The results were pretty dismal compared to the free tier now. In fact the test failed due to an error rate of greater than 50% (all caused by timeouts). It is important to remember that we have not yet scaled out from the default 1 instance though.
Scaling up to 2 x instances on the B1 tier, helped quite a bit. The test now completes, and has a much smaller timeout error rate. Many more responses were served, but the response rate was quite slow. Taking a look at the distribution of CPU time over the two instances, we can also see that the traffic is indeed being split between the two instances we’ve scaled out with.
Taking this one step further to 3 x instances, and re-running the test nets us the best result so far. No timeout errors, and a response time averaging around 3000ms. Much better, but still quite a high response time, and not all 60k requests are being served.
I scaled up to the B2 tier for the following run. Each instance has 2 x cores and 3.5GB RAM this time. Starting at 1 x instance and running the test on these higher specification web instances seems to now handle things a lot better.
Little to no timeout errors, with about 5000ms avg response time, but using only 1 x instance this time!
Pushing things right up to 3 x instances (2 cores and 3.5GB RAM each) nets us the best result yet. The average response time is down to 1700ms and there are no timeout errors at all. The API was able to handle 49000 requests in the 1 minute test, which is the highest number of requests it has been able to handle so far.
I scaled up to the B3 tier from here, and tried another few runs using 3 x instances (at 4 x cores and 7GB RAM each). This didn’t help things much, netting around 200ms better response time, for a much pricier tier. It therefore looks like the sweet spot for this kind of work is to scale out with medium sized instances (2 x cores each), rather than scaling up too much.
I changed the tier to S2 (2 x cores 3.5GB RAM each, but allowing up to 10 x instances scaled out) and this time, running the test gave very similar results to 3 x instances. Clearly, the instances were now no longer the bottleneck. Looking back at the database performance, I saw that the DTUs were maxing out at around 90%. It was clear that there must have been some throttling happening there now.
I changed the database DTUs to 100 using the S3 tier, and re-ran the test once more.
Bingo! We’re now managing to serve the test’s 1000 requests a second, and over the 1 minute test, we get all 60k requests served successfully, and have a reasonable average response time of roughly 300-400ms.

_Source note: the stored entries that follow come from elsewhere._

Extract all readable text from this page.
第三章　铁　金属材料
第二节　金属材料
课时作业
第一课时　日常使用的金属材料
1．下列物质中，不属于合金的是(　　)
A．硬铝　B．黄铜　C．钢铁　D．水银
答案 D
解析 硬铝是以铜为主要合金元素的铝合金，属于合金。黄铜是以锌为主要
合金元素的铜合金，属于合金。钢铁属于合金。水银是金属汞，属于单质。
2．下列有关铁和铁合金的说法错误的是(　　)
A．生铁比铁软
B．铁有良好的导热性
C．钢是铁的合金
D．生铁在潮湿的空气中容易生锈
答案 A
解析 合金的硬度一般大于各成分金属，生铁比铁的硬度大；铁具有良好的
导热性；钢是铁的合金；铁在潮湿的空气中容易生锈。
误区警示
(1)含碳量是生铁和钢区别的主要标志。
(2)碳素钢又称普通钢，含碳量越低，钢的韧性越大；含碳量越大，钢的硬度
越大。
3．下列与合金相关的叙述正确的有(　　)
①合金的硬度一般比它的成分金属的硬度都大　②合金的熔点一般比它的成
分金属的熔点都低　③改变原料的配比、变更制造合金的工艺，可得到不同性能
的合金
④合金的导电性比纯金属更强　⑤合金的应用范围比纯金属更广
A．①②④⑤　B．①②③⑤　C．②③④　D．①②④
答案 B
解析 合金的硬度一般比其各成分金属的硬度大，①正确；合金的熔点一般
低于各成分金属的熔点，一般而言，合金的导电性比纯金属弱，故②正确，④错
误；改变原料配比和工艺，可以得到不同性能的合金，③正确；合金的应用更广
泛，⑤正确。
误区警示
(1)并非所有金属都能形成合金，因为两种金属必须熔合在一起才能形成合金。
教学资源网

I made a quick change to the GET method in the API for this endpoint to gather items from the database asynchronously, and running the same test again, now gets us all the way down to an average response time of just 100ms over the 60k requests in one minute. Excellent!
As you can see, by running load tests like this, and trying out different scaling options for the front end and back end, logically scaling each whenever you see bottlenecks in test results or performance metrics, you can after some time determine the best specification for your database and web apps.